In het Mitteland blijken de campings zeer dun gezaaid. Na Brugg besluit ik het Aaredal tijdelijk te verlaten om in Baden een camping te zoeken. De laatste loodjes wegen ook hier zwaar want route 5 van Brugg naar Baden voert over een aantal pittige klimmetjes die na 150 km behoorlijk zeer doen. In Baden rijd ik bovendien ook nog even verkeerd op zoek naar de camping, die aan de Limmat vlakbij het centrum blijkt te liggen. Op de camping raadpleeg ik een meer gedetailleerde routekaart van 2 Duitse meiden die op weg zijn naar Montreux. Morgen moet ik immers weer terug naar Brugg om mijn route langs de Aare te vervolgen en ik wil zoveel mogelijk klimwerk vermijden.
Tevreden constateer ik dat er ook een makkelijke route langs de Limmat tot in het Aaredal is, die niet op mijn overzichtskaart staat aangegeven.

Woensdag 12 augustus Baden-Rothaus (82 km)

Ik vervolg de Aareroute tot aan de Zwitser-Duitse grens. De route is, op een enkel steil klimmetje van 15% na, vlak. Bij Koblenz steek ik de grens over en schaf in Waldshut een gedetailleerde wegenkaart aan van het Zwarte woud. Het gaat nu weer geleidelijk aan omhoog. Via het dal van Schlücht en de Schwarza over verkeersarme en zelfs autovrije geasfalteerde boswegen bereik ik de Schluchsee. Ik heb nu zeeën van tijd, want het plan is om vrijdag Offenburg te bereiken. Ik fiets het hele meer rond, dezelfde route die Paul een week eerder tijdens zijn rugzaktrekking door het Zwarte Woud notabene lopend heeft afgelegd! Ik laat de drukke camping aan het meer links liggen en besluit te kamperen in Rothaus, 4 km verderop. ‘s Nachts trekken onweersbuien over, gepaard gaande met veel bliksemflitsen en rukwinden. Mijn nieuwe tent, een enkelboogs Terra Nova, doorstaat de storm zonder problemen.

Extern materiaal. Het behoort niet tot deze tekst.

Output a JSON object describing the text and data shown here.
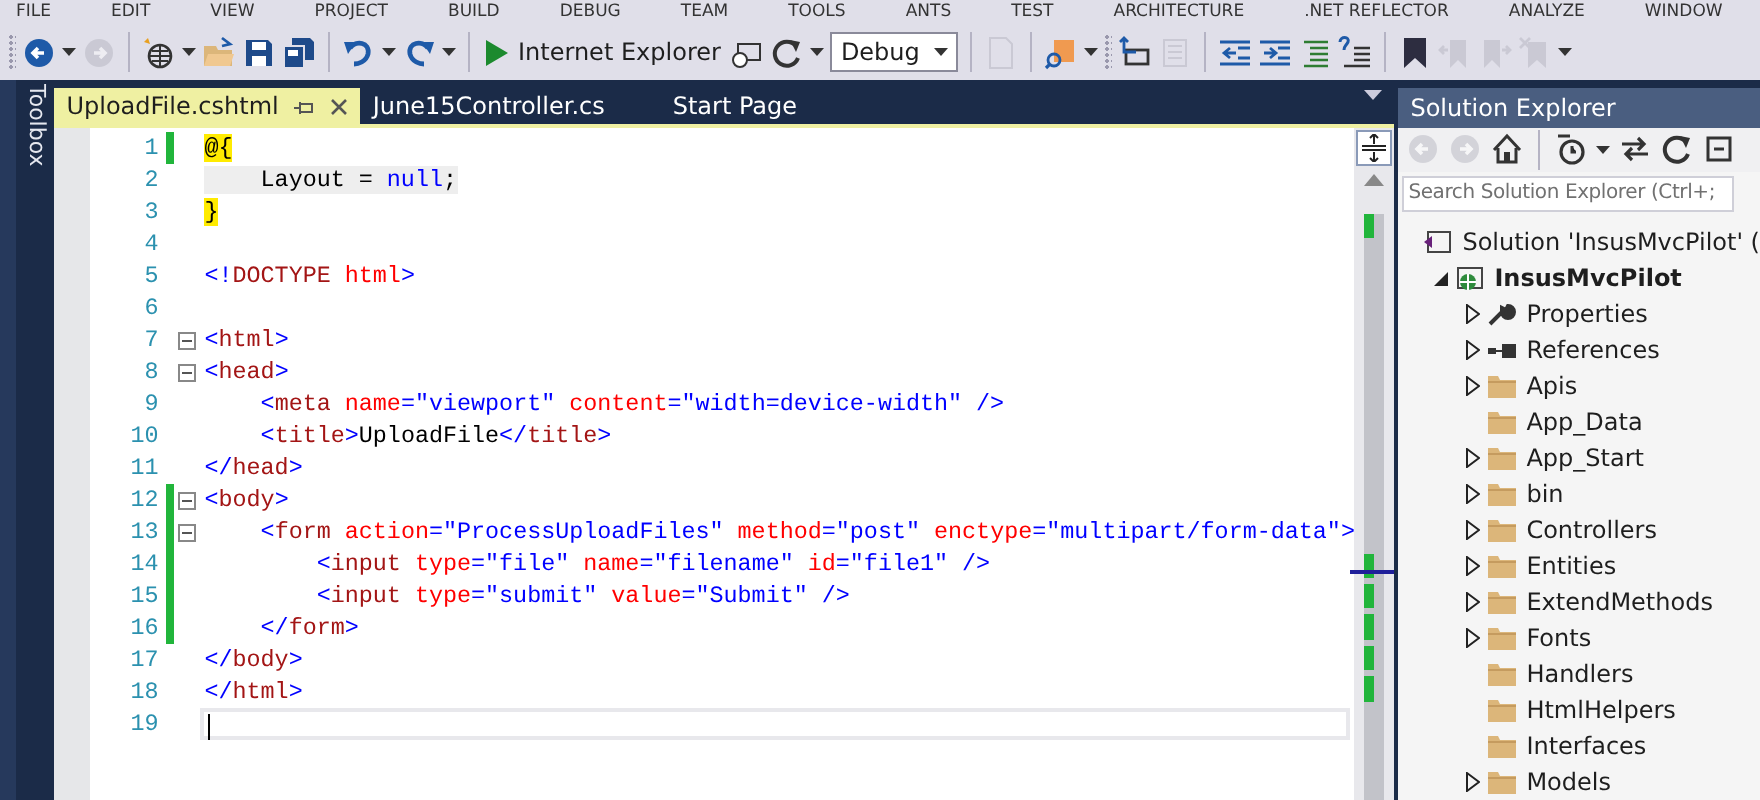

Donderdag 13 augustus, Rothaus-Kirnbach (97 km)

Over rustige landweggetjes en voor autoverkeer verboden bospaden daal ik af naar Lenzkirch. De hittegolf heeft weer plaatsgemaakt voor koel, buiig weer. De bosweggetjes hier hebben iets weg van de paden op de Utrechtse heuvelrug, het gaat er alleen wat meer op en af. Ik vervolg mijn route over de hoogvlakte via Kappel, Neustad, Eisenbach, Vöhrenbach en Rohrbach. Telkens een paar kilometer klimmend, dan weer een stukje afdalend. Als ik steil afdaal naar Triberg verlaat ik de rustige wegen. De "33" die verder noordwaarts afdaalt is onaangenaam druk en smal. Pas voorbij Gutach kan ik via parallelwegen de verkeersdrukte wat vermijden. In Wolfach zoek ik tevergeefs naar de camping, die blijkt te zijn opgedoekt. Vijf kilometer bergop vind ik een andere. Vanaf de camping, die opgebouwd is uit verschillende terrassen, heb ik een fraai uitzicht over de omgeving. Helaas is de prijs die voor deze camping betaald moet worden weer fors (20 DM voor één persoon). Het overigens schone sanitair laat te wensen over: 2 minuten per douchemunt, vreemde opstelling van de wastafels (met spiegels in de rug) en (af)was gelegenheid uitsluitend op het damestoilet.

Gengenbach

Vrijdag 14 augustus Kirnbach-Sand (81 km)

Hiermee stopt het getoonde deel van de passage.